Lundi 27 novembre, 6h00 du matin, je me réveille seule dans ma chambre, mon ventre si vide… Que s’est-il passé ? Où est mon bébé ? Je ne le rencontrerai qu’en fin de matinée, sans avoir vraiment l’impression que ce soit mon enfant… Je débordais pourtant de tant d’amour pour lui ! Pour la première fois, après toutes ces péripéties, j’entends le terme pré-éclampsie. J’ignorais tellement de choses….

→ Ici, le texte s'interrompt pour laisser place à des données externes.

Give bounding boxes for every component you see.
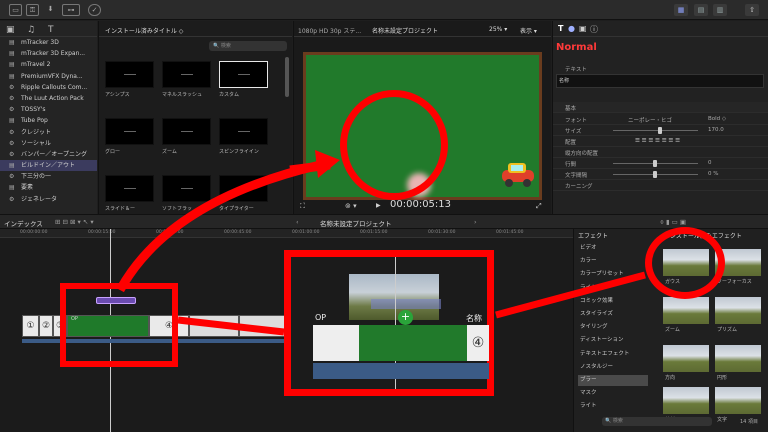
red-arrows [116,150,646,336]
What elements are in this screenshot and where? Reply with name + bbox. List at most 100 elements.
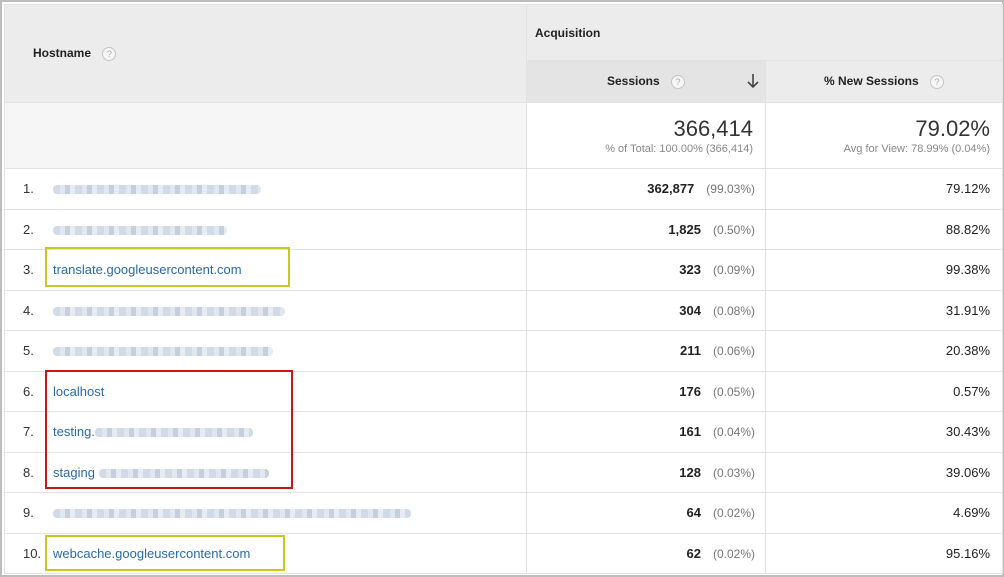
- new-sessions-cell: 95.16%: [765, 532, 1003, 574]
- new-sessions-cell: 0.57%: [765, 370, 1003, 412]
- sessions-percent: (0.03%): [712, 465, 755, 480]
- hostname-link[interactable]: staging: [53, 465, 95, 480]
- sessions-value: 62: [686, 545, 701, 561]
- row-number: 6.: [23, 383, 34, 399]
- hostname-column-header[interactable]: Hostname ?: [4, 4, 527, 103]
- sessions-value: 211: [679, 343, 701, 359]
- hostname-cell: 7. testing.: [4, 411, 527, 453]
- hostname-link[interactable]: testing.: [53, 424, 95, 439]
- sessions-cell: 304 (0.08%): [526, 289, 766, 331]
- redacted-hostname: [53, 347, 273, 357]
- acquisition-label: Acquisition: [535, 25, 601, 40]
- sessions-cell: 64 (0.02%): [526, 492, 766, 534]
- sessions-percent: (0.04%): [712, 425, 755, 440]
- sessions-total-cell: 366,414 % of Total: 100.00% (366,414): [526, 102, 766, 169]
- sessions-cell: 161 (0.04%): [526, 411, 766, 453]
- new-sessions-cell: 99.38%: [765, 249, 1003, 291]
- sessions-column-header[interactable]: Sessions ?: [526, 60, 766, 103]
- redacted-hostname: [94, 428, 253, 438]
- sessions-percent: (0.02%): [712, 546, 755, 561]
- row-number: 3.: [23, 262, 34, 278]
- redacted-hostname: [53, 225, 227, 235]
- hostname-cell: 4.: [4, 289, 527, 331]
- arrow-down-icon[interactable]: [745, 72, 761, 90]
- sessions-cell: 323 (0.09%): [526, 249, 766, 291]
- row-number: 2.: [23, 221, 34, 237]
- table-row[interactable]: 7. testing. 161 (0.04%) 30.43%: [4, 411, 1003, 453]
- sessions-value: 304: [679, 302, 701, 318]
- table-row[interactable]: 4. 304 (0.08%) 31.91%: [4, 289, 1003, 331]
- hostname-cell: 10. webcache.googleusercontent.com: [4, 532, 527, 574]
- hostname-link[interactable]: webcache.googleusercontent.com: [53, 546, 250, 561]
- help-icon[interactable]: ?: [671, 74, 686, 89]
- report-frame: Hostname ? Acquisition Sessions ? % New …: [0, 0, 1004, 577]
- table-row[interactable]: 1. 362,877 (99.03%) 79.12%: [4, 168, 1003, 210]
- help-icon[interactable]: ?: [930, 74, 945, 89]
- new-sessions-cell: 31.91%: [765, 289, 1003, 331]
- sessions-cell: 1,825 (0.50%): [526, 208, 766, 250]
- acquisition-group-header: Acquisition: [526, 4, 1003, 61]
- sessions-total-sub: % of Total: 100.00% (366,414): [605, 142, 753, 155]
- sessions-cell: 211 (0.06%): [526, 330, 766, 372]
- hostname-cell: 9.: [4, 492, 527, 534]
- sessions-percent: (99.03%): [706, 182, 755, 197]
- sessions-percent: (0.05%): [712, 384, 755, 399]
- row-number: 7.: [23, 424, 34, 440]
- new-sessions-total-cell: 79.02% Avg for View: 78.99% (0.04%): [765, 102, 1003, 169]
- table-row[interactable]: 8. staging 128 (0.03%) 39.06%: [4, 451, 1003, 493]
- new-sessions-cell: 4.69%: [765, 492, 1003, 534]
- new-sessions-cell: 88.82%: [765, 208, 1003, 250]
- redacted-hostname: [53, 509, 411, 519]
- table-row[interactable]: 2. 1,825 (0.50%) 88.82%: [4, 208, 1003, 250]
- sessions-percent: (0.08%): [712, 303, 755, 318]
- row-number: 8.: [23, 464, 34, 480]
- new-sessions-cell: 79.12%: [765, 168, 1003, 210]
- table-row[interactable]: 6. localhost 176 (0.05%) 0.57%: [4, 370, 1003, 412]
- hostname-cell: 3. translate.googleusercontent.com: [4, 249, 527, 291]
- help-icon[interactable]: ?: [102, 46, 117, 61]
- sessions-cell: 62 (0.02%): [526, 532, 766, 574]
- sessions-percent: (0.06%): [712, 344, 755, 359]
- hostname-header-label: Hostname: [33, 46, 92, 61]
- sessions-cell: 362,877 (99.03%): [526, 168, 766, 210]
- sessions-percent: (0.09%): [712, 263, 755, 278]
- totals-label-cell: [4, 102, 527, 169]
- new-sessions-cell: 30.43%: [765, 411, 1003, 453]
- row-number: 1.: [23, 181, 34, 197]
- row-number: 4.: [23, 302, 34, 318]
- row-number: 5.: [23, 343, 34, 359]
- hostname-cell: 1.: [4, 168, 527, 210]
- row-number: 10.: [23, 545, 42, 561]
- sessions-total: 366,414: [673, 115, 753, 141]
- redacted-hostname: [53, 185, 261, 195]
- table-row[interactable]: 10. webcache.googleusercontent.com 62 (0.0…: [4, 532, 1003, 574]
- table-row[interactable]: 5. 211 (0.06%) 20.38%: [4, 330, 1003, 372]
- hostname-link[interactable]: translate.googleusercontent.com: [53, 262, 242, 277]
- sessions-value: 161: [679, 424, 701, 440]
- sessions-cell: 128 (0.03%): [526, 451, 766, 493]
- new-sessions-column-header[interactable]: % New Sessions ?: [765, 60, 1003, 103]
- table-row[interactable]: 9. 64 (0.02%) 4.69%: [4, 492, 1003, 534]
- hostname-cell: 6. localhost: [4, 370, 527, 412]
- new-sessions-cell: 39.06%: [765, 451, 1003, 493]
- hostname-cell: 8. staging: [4, 451, 527, 493]
- row-number: 9.: [23, 505, 34, 521]
- sessions-cell: 176 (0.05%): [526, 370, 766, 412]
- table-row[interactable]: 3. translate.googleusercontent.com 323 (0.…: [4, 249, 1003, 291]
- redacted-hostname: [98, 468, 269, 478]
- sessions-percent: (0.02%): [712, 506, 755, 521]
- sessions-value: 362,877: [647, 181, 695, 197]
- hostname-cell: 5.: [4, 330, 527, 372]
- redacted-hostname: [53, 306, 285, 316]
- sessions-value: 128: [679, 464, 701, 480]
- sessions-value: 64: [686, 505, 701, 521]
- sessions-value: 1,825: [668, 221, 701, 237]
- new-sessions-total-sub: Avg for View: 78.99% (0.04%): [843, 142, 990, 155]
- hostname-link[interactable]: localhost: [53, 384, 104, 399]
- sessions-header-label: Sessions: [606, 74, 660, 89]
- hostname-cell: 2.: [4, 208, 527, 250]
- hostname-report-table: Hostname ? Acquisition Sessions ? % New …: [4, 4, 1003, 574]
- new-sessions-header-label: % New Sessions: [823, 74, 919, 89]
- totals-row: 366,414 % of Total: 100.00% (366,414) 79…: [4, 102, 1003, 169]
- new-sessions-cell: 20.38%: [765, 330, 1003, 372]
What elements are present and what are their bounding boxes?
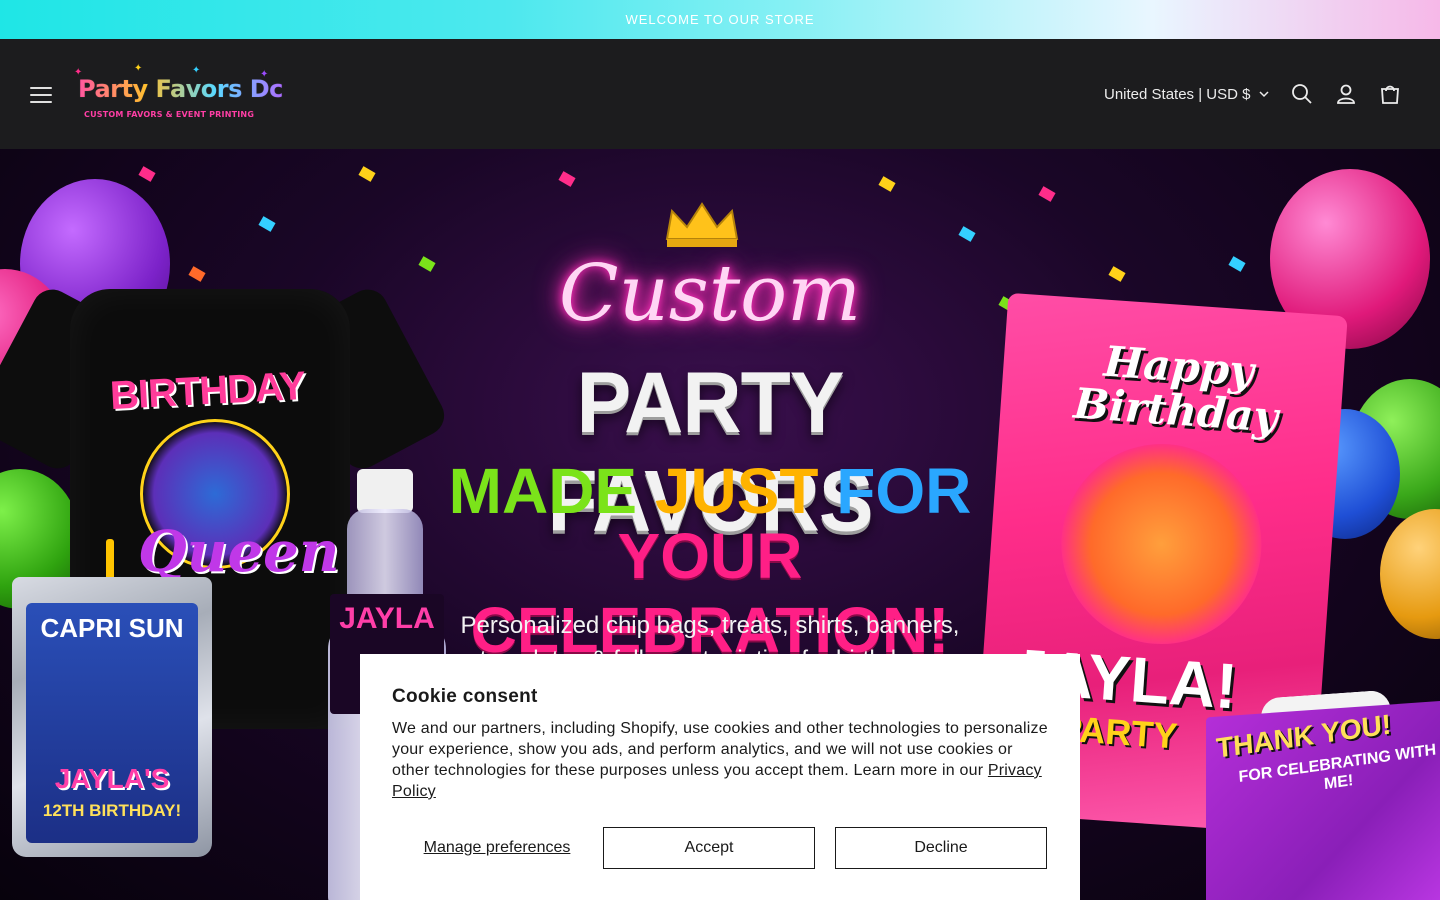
logo-tagline: CUSTOM FAVORS & EVENT PRINTING — [84, 110, 255, 119]
pouch-subtitle-text: 12TH BIRTHDAY! — [42, 801, 182, 820]
cookie-body: We and our partners, including Shopify, … — [392, 718, 1048, 802]
hero-word-just: JUST — [654, 455, 819, 527]
cart-icon[interactable] — [1375, 79, 1405, 109]
hero-word-for: FOR — [836, 455, 972, 527]
decline-button[interactable]: Decline — [835, 827, 1047, 869]
accept-button[interactable]: Accept — [603, 827, 815, 869]
crown-icon — [665, 202, 739, 247]
chevron-down-icon — [1259, 91, 1269, 98]
account-icon[interactable] — [1331, 79, 1361, 109]
chip-happy-birthday-text: Happy Birthday — [1072, 336, 1280, 442]
pouch-brand-text: CAPRI SUN — [40, 613, 184, 643]
hero-script-text: Custom — [558, 249, 862, 339]
country-label: United States | USD $ — [1104, 85, 1251, 103]
bottle-cap — [357, 469, 413, 513]
announcement-bar: WELCOME TO OUR STORE — [0, 0, 1440, 39]
menu-icon[interactable] — [28, 82, 54, 106]
cookie-title: Cookie consent — [392, 686, 538, 707]
cookie-consent-banner: Cookie consent We and our partners, incl… — [360, 654, 1080, 900]
country-currency-selector[interactable]: United States | USD $ — [1104, 83, 1270, 105]
manage-preferences-button[interactable]: Manage preferences — [392, 827, 602, 869]
shirt-queen-text: Queen — [138, 519, 340, 585]
store-logo[interactable]: ✦ ✦ ✦ ✦ Party Favors Dc CUSTOM FAVORS & … — [74, 63, 283, 125]
hero-subtitle: MADE JUST FOR — [430, 454, 990, 528]
search-icon[interactable] — [1287, 79, 1317, 109]
cookie-body-text: We and our partners, including Shopify, … — [392, 720, 1048, 779]
gift-box-mockup: THANK YOU! FOR CELEBRATING WITH ME! — [1206, 700, 1440, 900]
logo-wordmark: Party Favors Dc — [78, 75, 283, 103]
cookie-actions: Manage preferences Accept Decline — [392, 827, 1048, 869]
announcement-text: WELCOME TO OUR STORE — [625, 12, 815, 27]
pouch-name-text: JAYLA'S — [54, 763, 170, 794]
bottle-name-text: JAYLA — [339, 602, 435, 635]
juice-pouch-mockup: CAPRI SUN JAYLA'S 12TH BIRTHDAY! — [12, 577, 212, 857]
site-header: ✦ ✦ ✦ ✦ Party Favors Dc CUSTOM FAVORS & … — [0, 39, 1440, 149]
hero-word-made: MADE — [448, 455, 638, 527]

« Nous » sommes restés 15 jours en néonatalogie. Pas de visites, loin de l’accouchement que j’imaginais et du monde merveilleux de la maternité… Pas de photos de naissance à acheter… J’ai eu l’impression de faire un deuil de ma grossesse, qu’on m’a enlevé mon enfant, je me suis longuement reproché de ne pas avoir assez bu pour éviter cette césarienne… J’ai avancé, pour mon fils, prématuré, à vitesse grand V pour être forte… Puis il a eu 1 an, et j’ai revécu toute cette journée comme ci c’était hier en m’effondrant et me demandant : « pourquoi moi, pourquoi nous ? ». J’ai mis du temps à me reconstruire, à accepter qu’on me touche, à évoquer mes possibilités lointaines de lui donner un jour un frère ou une sœur… C’est notre histoire, cela fait de nous des battants. »

Stéphanie, 27 ans, maman de Timéo, né le 26 novembre 2017 à 34SA.